De verhalen over de vlucht van de plantages, de gevechten met slavenhouders, de ontmoetingen met inheemse stammen en bosgeesten, en de gebroken beloftes van vrede, bieden nog altijd relevante lessen voor de binnenlandse gemeenschappen. Zij worden bedreigd door massale landroof, houtkap, en bauxiet- en goudexploitatie door multinationals. De ecologische gevolgen van deze extractiepraktijken zijn nu al voelbaar in het oerwoud, waardoor verschillende gemeenschappen gedwongen zijn om te verhuizen voor overstromingsgevaar of watervergiftiging.

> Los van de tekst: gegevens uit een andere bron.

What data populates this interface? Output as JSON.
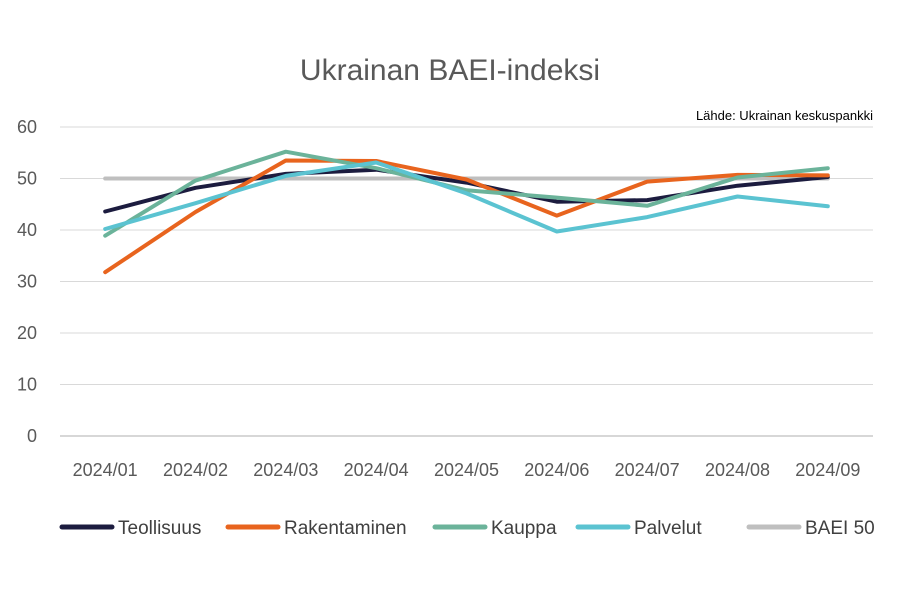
{
  "chart_data": {
    "type": "line",
    "title": "Ukrainan BAEI-indeksi",
    "source": "Lähde: Ukrainan keskuspankki",
    "categories": [
      "2024/01",
      "2024/02",
      "2024/03",
      "2024/04",
      "2024/05",
      "2024/06",
      "2024/07",
      "2024/08",
      "2024/09"
    ],
    "ylim": [
      0,
      60
    ],
    "yticks": [
      0,
      10,
      20,
      30,
      40,
      50,
      60
    ],
    "grid": true,
    "legend_position": "bottom",
    "series": [
      {
        "name": "Teollisuus",
        "color": "#1c1c3f",
        "values": [
          43.6,
          48.2,
          50.9,
          51.7,
          49.2,
          45.5,
          45.8,
          48.6,
          50.3
        ]
      },
      {
        "name": "Rakentaminen",
        "color": "#e8641e",
        "values": [
          31.8,
          43.5,
          53.5,
          53.4,
          49.8,
          42.8,
          49.4,
          50.7,
          50.6
        ]
      },
      {
        "name": "Kauppa",
        "color": "#6bb39a",
        "values": [
          38.9,
          49.6,
          55.2,
          52.0,
          47.7,
          46.3,
          44.7,
          50.2,
          52.0
        ]
      },
      {
        "name": "Palvelut",
        "color": "#5bc3d1",
        "values": [
          40.2,
          45.2,
          50.5,
          53.1,
          47.1,
          39.7,
          42.5,
          46.5,
          44.6
        ]
      },
      {
        "name": "BAEI 50",
        "color": "#bfbfbf",
        "values": [
          50,
          50,
          50,
          50,
          50,
          50,
          50,
          50,
          50
        ]
      }
    ]
  }
}
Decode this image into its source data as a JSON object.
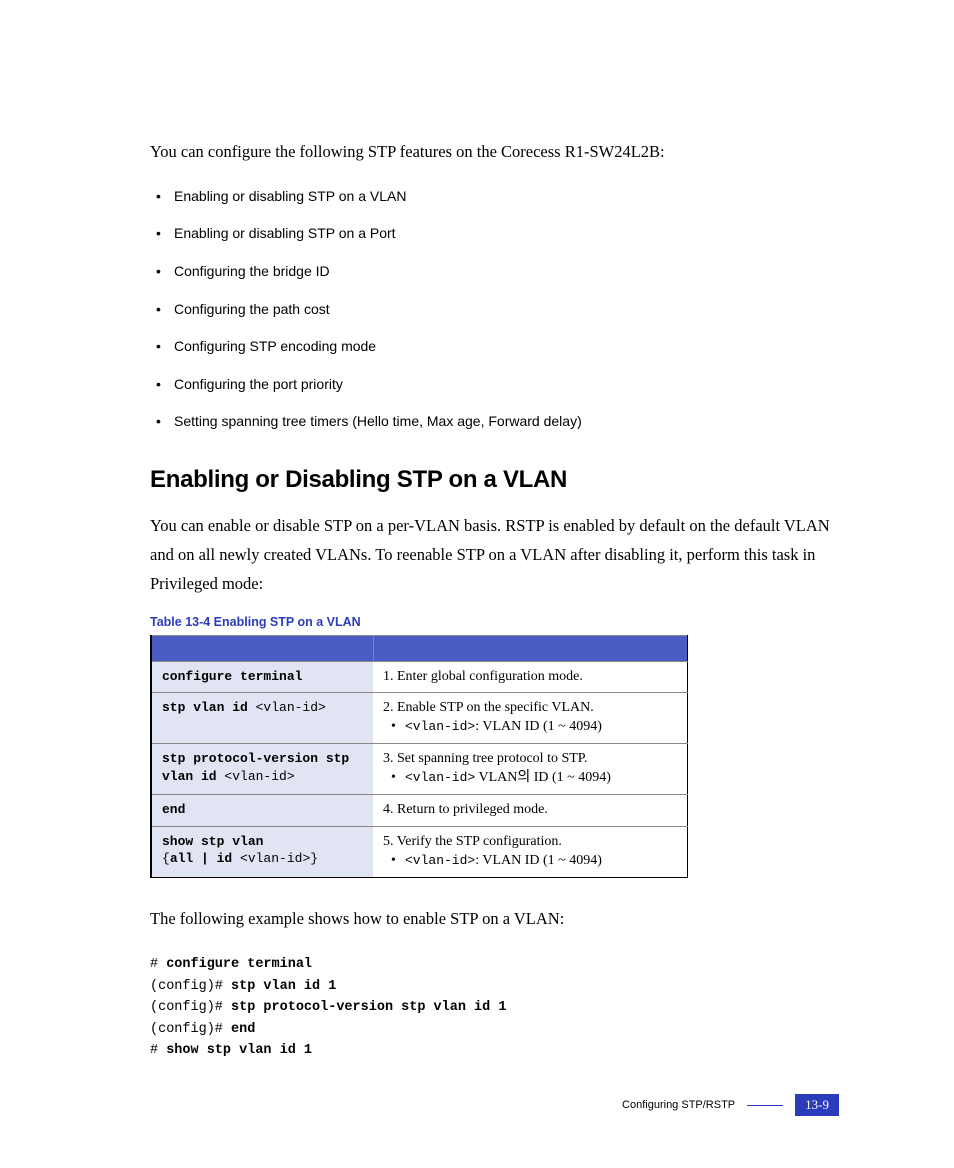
{
  "colors": {
    "accent_blue": "#2a3bbb",
    "table_header_bg": "#4a5bc4",
    "table_cmd_bg": "#e1e4f2",
    "page_bg": "#ffffff",
    "text": "#000000",
    "border_light": "#888888"
  },
  "intro": "You can configure the following STP features on the Corecess R1-SW24L2B:",
  "features": [
    "Enabling or disabling STP on a VLAN",
    "Enabling or disabling STP on a Port",
    "Configuring the bridge ID",
    "Configuring the path cost",
    "Configuring STP encoding mode",
    "Configuring the port priority",
    "Setting spanning tree timers (Hello time, Max age, Forward delay)"
  ],
  "section_title": "Enabling or Disabling STP on a VLAN",
  "section_body": "You can enable or disable STP on a per-VLAN basis. RSTP is enabled by default on the default VLAN and on all newly created VLANs. To reenable STP on a VLAN after disabling it, perform this task in Privileged mode:",
  "table": {
    "caption": "Table 13-4   Enabling STP on a VLAN",
    "rows": [
      {
        "cmd_bold": "configure terminal",
        "cmd_param": "",
        "desc_num": "1.",
        "desc": "Enter global configuration mode.",
        "sub_mono": "",
        "sub_text": ""
      },
      {
        "cmd_bold": "stp  vlan id ",
        "cmd_param": "<vlan-id>",
        "desc_num": "2.",
        "desc": "Enable STP on the specific VLAN.",
        "sub_mono": "<vlan-id>",
        "sub_text": ":  VLAN ID (1 ~ 4094)"
      },
      {
        "cmd_bold": "stp protocol-version stp vlan id ",
        "cmd_param": "<vlan-id>",
        "desc_num": "3.",
        "desc": "Set spanning tree protocol to STP.",
        "sub_mono": "<vlan-id>",
        "sub_text": " VLAN의 ID (1 ~ 4094)"
      },
      {
        "cmd_bold": "end",
        "cmd_param": "",
        "desc_num": "4.",
        "desc": "Return to privileged mode.",
        "sub_mono": "",
        "sub_text": ""
      },
      {
        "cmd_bold": "show stp vlan ",
        "cmd_param": "",
        "cmd_line2_pre": "{",
        "cmd_line2_bold": "all | id ",
        "cmd_line2_param": "<vlan-id>",
        "cmd_line2_post": "}",
        "desc_num": "5.",
        "desc": "Verify the STP configuration.",
        "sub_mono": "<vlan-id>",
        "sub_text": ":  VLAN ID (1 ~ 4094)"
      }
    ]
  },
  "example_intro": "The following example shows how to enable STP on a VLAN:",
  "example": {
    "l1_prompt": "# ",
    "l1_cmd": "configure terminal",
    "l2_prompt": "(config)# ",
    "l2_cmd": "stp vlan id 1",
    "l3_prompt": "(config)# ",
    "l3_cmd": "stp protocol-version stp vlan id 1",
    "l4_prompt": "(config)# ",
    "l4_cmd": "end",
    "l5_prompt": "# ",
    "l5_cmd": "show stp vlan id 1"
  },
  "footer": {
    "section": "Configuring STP/RSTP",
    "page": "13-9"
  }
}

Stones Have Laws (Dee Sitonu a Weti) van Lonnie van Brummelen, Siebren de Haan en Tolin Erwin Alexan

Een aangrijpend moment in de film is een bespreking van deze realiteit: een van de protagonisten stelt dat als het water nog verder rijst, niet alleen hun familieleden in de steden, maar ook andere ontheemden welkom zullen zijn in hun gemeenschap. Door de camera rechtstreeks aan te spreken neemt hij de kijker mee op in de kring van het overleg.

De documentaire fascinatie met inheemse en animistische culturen van co-existentie stelt deze gemeenschappen vaak voor als verdedigers van de natuur. Maar Stones Have Laws nodigt de westerse kijker uit om de verantwoordelijkheid voor de wereldwijde ecologische crisis te delen.

Het (koloniale) verleden leeft voort in de huidige kapitalistische exploitatie van Suriname.

Tegelijkertijd communiceert de film de creatieve kracht van het samenleven, zowel in de tradities van de Marrons, als in het dialogische proces van filmmaken. Zo maken de verhalen van de Marrons uiteindelijk duidelijk hoe sterk het (koloniale) verleden voortleeft in de huidige kapitalistische exploitatie van Suriname. Als beelden van de weelderig groene jungle omslaan naar het schrale terrein van de mijnen, wordt duidelijk dat de Amazone hier voor onze ogen verdwijnt.

Misschien houdt het onder ogen zien van het koloniale verleden in dat we ons ook de wetten van de natuur moeten herinneren. De onderliggende boodschap van Stones Have Laws is: we kunnen ons niet langer als afstandelijke toeschouwers opstellen tegenover de vernieling van de aarde. We kunnen geen grenzen stellen aan onze gastvrijheid, wanneer we ons herinneren dat de schaarste in de wereld direct verbonden is aan de hebzucht die de kapitalistische maatschappij nog steeds niet heeft verleerd.